Testcontainers is a popular library for writing integration tests that involve spinning up containers. The library helps to reduce the complexity of test setup by abstracting away the details of container creation and management.

One of the challenges with containerized tests is having containers access services running on the test host (outside of any container). This is particularly necessary whenever I benefit from containerizing my test driver, e.g. when driving a containerized browser against my system under test. However, this challenge has been simplified with the new port forwarding feature in Testcontainers for .NET.

To expose ports of services running on the test host to containers, we need to configure Testcontainers first. This configuration needs to be set up before configuring any container resources to ensure proper forwarding of traffic. Here’s how we can expose the host port 8080 using Testcontainers:

await TestcontainersSettings.ExposeHostPortsAsync(8080)
    .ConfigureAwait(false);

This line tells Testcontainers to set up an encrypted connection that forwards requests from a container to the test host. From the perspective of a container, the test host is available through the hostname host.testcontainers.internal. Ports are forwarded one-to-one.

Now that we have exposed the host port, we can connect to the service running on the test host from a container. Here’s an example of how we can use Netcat to connect to the test host:

_ = await _alpineContainer.ExecAsync(new[] { "nc", "host.testcontainers.internal", "8080" })
    .ConfigureAwait(false);

Let’s see port-forwarding in action

The following C# NUnit test class demonstrates a configuration that starts a TCP service on the test host that responds with the message Hello, World!. The test class uses the Testcontainers library to start an Alpine container and run a Netcat command connecting to the TCP service.

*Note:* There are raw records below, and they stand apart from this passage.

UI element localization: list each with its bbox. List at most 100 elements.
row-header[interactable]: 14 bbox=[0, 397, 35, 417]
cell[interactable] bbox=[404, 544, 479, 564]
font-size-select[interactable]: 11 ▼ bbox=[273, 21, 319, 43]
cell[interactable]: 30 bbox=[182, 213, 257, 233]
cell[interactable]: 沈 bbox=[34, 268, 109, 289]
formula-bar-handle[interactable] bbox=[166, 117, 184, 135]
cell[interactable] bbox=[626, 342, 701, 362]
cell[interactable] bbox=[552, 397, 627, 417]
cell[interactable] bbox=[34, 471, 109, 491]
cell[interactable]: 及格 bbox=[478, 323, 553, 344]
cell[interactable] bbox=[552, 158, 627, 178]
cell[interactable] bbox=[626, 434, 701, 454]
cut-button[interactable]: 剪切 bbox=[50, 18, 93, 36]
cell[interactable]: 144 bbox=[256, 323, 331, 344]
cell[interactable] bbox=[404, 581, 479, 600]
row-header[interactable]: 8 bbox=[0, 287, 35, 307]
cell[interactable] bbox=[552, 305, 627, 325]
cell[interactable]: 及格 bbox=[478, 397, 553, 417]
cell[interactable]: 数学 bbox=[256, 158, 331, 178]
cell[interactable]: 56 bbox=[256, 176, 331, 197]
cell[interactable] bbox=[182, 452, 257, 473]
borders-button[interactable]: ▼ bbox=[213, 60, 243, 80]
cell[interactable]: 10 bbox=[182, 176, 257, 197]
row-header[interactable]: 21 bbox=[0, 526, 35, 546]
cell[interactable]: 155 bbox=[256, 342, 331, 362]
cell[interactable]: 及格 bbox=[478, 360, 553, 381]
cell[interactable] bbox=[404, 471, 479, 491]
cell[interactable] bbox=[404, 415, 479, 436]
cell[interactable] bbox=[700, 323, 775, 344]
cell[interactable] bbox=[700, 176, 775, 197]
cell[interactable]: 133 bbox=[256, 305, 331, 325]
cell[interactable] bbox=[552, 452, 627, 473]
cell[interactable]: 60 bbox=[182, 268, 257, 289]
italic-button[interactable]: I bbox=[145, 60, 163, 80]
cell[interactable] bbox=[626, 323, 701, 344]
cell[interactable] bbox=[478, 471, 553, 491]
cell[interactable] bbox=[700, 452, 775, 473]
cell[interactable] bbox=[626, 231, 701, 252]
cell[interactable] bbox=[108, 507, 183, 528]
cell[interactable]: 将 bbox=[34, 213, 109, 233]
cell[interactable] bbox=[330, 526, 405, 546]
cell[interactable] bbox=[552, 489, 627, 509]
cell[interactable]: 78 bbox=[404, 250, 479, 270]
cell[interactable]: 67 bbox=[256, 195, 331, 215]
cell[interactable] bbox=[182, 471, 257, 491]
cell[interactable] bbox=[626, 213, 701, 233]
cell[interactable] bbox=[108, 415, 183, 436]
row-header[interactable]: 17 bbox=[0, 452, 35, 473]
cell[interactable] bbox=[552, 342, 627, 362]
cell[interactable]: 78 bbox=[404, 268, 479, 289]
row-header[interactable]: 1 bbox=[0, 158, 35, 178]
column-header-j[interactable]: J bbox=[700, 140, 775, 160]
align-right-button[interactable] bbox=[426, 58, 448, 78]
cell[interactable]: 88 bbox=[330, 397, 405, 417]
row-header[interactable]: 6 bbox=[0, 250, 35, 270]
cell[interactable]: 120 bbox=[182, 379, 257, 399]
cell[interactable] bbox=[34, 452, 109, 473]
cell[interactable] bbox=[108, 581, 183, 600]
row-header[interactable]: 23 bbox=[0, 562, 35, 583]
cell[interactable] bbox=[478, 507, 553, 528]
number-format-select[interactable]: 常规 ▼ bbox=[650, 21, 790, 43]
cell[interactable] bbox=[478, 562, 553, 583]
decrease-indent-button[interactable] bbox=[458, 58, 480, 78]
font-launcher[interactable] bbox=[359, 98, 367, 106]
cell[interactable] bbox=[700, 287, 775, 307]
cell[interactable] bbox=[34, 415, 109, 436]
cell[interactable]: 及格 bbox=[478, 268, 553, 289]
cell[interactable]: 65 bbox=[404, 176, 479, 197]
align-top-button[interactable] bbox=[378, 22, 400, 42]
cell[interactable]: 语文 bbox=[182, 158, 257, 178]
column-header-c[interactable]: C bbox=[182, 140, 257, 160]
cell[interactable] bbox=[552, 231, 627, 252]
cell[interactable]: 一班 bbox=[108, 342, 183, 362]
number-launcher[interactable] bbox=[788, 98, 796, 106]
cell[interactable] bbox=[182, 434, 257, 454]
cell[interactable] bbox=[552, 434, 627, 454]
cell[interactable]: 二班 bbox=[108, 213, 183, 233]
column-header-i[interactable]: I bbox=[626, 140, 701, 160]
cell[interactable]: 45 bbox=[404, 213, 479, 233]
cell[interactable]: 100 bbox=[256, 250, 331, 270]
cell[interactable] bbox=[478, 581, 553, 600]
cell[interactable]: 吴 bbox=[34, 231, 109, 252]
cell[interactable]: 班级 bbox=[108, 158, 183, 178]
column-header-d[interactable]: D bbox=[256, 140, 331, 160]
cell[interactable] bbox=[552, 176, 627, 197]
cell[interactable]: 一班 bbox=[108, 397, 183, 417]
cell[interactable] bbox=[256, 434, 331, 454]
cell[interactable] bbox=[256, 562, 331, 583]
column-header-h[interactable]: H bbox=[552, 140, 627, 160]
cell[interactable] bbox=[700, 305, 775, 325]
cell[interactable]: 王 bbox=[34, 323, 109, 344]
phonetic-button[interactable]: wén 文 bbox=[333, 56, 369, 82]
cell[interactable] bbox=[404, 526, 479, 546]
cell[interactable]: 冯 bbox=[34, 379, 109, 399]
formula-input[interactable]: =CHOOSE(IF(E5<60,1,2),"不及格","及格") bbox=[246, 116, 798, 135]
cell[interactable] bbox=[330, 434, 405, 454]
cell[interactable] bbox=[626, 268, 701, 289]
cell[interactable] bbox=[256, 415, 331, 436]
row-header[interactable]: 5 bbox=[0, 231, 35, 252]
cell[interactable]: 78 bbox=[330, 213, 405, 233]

private const string HelloWorld = "Hello, World!";

private readonly TcpListener _tcpListener = new(new IPEndPoint(IPAddress.Any, 0));

public TestHostServiceTest()
{
    _tcpListener.Start();
}

private string Host => "host.testcontainers.internal";

private ushort Port => Convert.ToUInt16(((IPEndPoint)_tcpListener.LocalEndpoint).Port);

[OneTimeSetUp]
public async Task SetUp()
{
    await TestcontainersSettings.ExposeHostPortsAsync(Port)
        .ConfigureAwait(false);

    // Responds with "Hello, World!" to a new connection.
    _ = AcceptSocketAsync();
}

[Test]
public async Task TestHostServiceReturnsHelloWorld()
{
    // Given
    var curlContainer = new ContainerBuilder()
        .WithImage("alpine:3.17")
        .WithEntrypoint("nc")
        .WithCommand(Host, Port.ToString())
        .WithWaitStrategy(Wait.ForUnixContainer().AddCustomWaitStrategy(new WaitUntil()))
        .Build();

    // When
    await curlContainer.StartAsync()
        .ConfigureAwait(false);

    var (stdout, _) = await curlContainer.GetLogsAsync(timestampsEnabled: false)
        .ConfigureAwait(false);

    // Then
    Assert.Equal(HelloWorld, stdout);
}

private async Task AcceptSocketAsync()
{
    var sendBytes = Encoding.Default.GetBytes(HelloWorld);

    using var socket = await _tcpListener.AcceptSocketAsync()
        .ConfigureAwait(false);

    _ = await socket.SendAsync(sendBytes, SocketFlags.None)
        .ConfigureAwait(false);
}

private sealed class WaitUntil : IWaitUntil
{
    public Task<bool> UntilAsync(IContainer container)
    {
        return Task.FromResult(TestcontainersStates.Exited.Equals(container.State));
    }
}

The [OneTimeSetUp] attribute is used to run the SetUp method once before any test in the class, which exposes the ephemeral port used by the TCP listener to Testcontainers. The actual test retrieves the response message from the container’s logs and asserts that it matches the expected message.

The port forwarding feature is not only supported by Testcontainers for .NET but is also supported by other language implementations such as Java, and Node and is, of course, available for Testcontainers Cloud users.

Conclusion

The new port forwarding feature in Testcontainers for .NET simplifies the configuration required to expose ports of services running on the test host to containers. This feature helps to reduce the complexity of test setups and allows developers to focus on writing tests that ensure their code works as expected in various environments.